It was 2018 when me and three of my friends decided to spend all our savings to go and see a Champions League quarter-final: Juventus v Real Madrid.
I kept looking at the ticket as I walked through the cold and rainy streets of Turin. In front of the famous and luxurious restaurant Il Cambio, some journalists tried to interview the managers of their respective clubs while we four guys kept drinking beer, unaware that that evening we would see one of the most beautiful gestures in the history of football.
At 20.45, the stadium is full. The fans sing the beloved music of the Champions League at the top of their voices. It's perfect: Juventus are wearing their zebra-esque home jersey while the Galácticos wear a Tiffany blue shirt – and the diamond in their ranks will sparkle soon enough.
Third minute, a brilliant flash of Isco who, with a pass, sneaks the ball into Cristiano Ronaldo. The Portuguese beats Gianluigi Buffon, hitting the ball with the outside of his foot. Nothing the world-champion goalkeeper can do: 1-0 to Real. Disappointment begins to appear on the faces of the fans and my friends and I begin to tremble from the cold – and the anxiety. Paula Dybala hits a great shot – saved. Gonzalo Higuaín also tries one; Keylor Navas is a phenomenon.
Then you realise that there are evenings where everything is destined to go wrong – but not always in an entirely negative way.

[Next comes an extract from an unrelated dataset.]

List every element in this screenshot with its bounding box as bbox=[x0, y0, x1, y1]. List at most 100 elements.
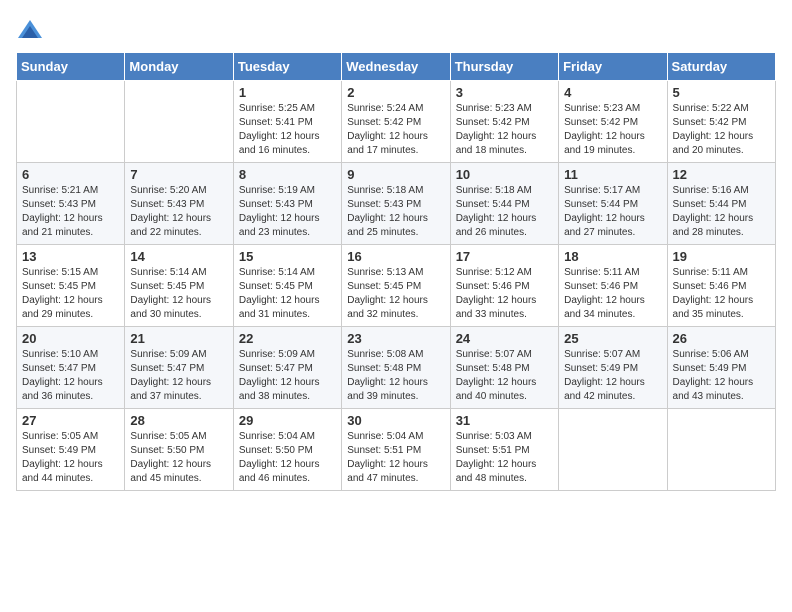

It’s the 64th minute when the god of football makes himself known in human form, with a goal that exceeds the limits of normal words. Me, my friends and the whole stadium: we all start applauding. We're excited. We haven't seen such a goal in this stadium in decades. Uncommon. Ronaldo is under the black-and-white curva with his hands on his hips, as though to say, “Easy, isn't it?” The curva responds and continues to applaud, because goals like this have an eternal value, fixed in the mind. Marcelo's goal to make it 3-0, meanwhile, bestows the same qualities on the fans as the rain that falls: silent and icy.
At the end of the match, a friend of mine turned to me on the bus and asks, “Do you think Cristiano will have noticed the applause?” I think so.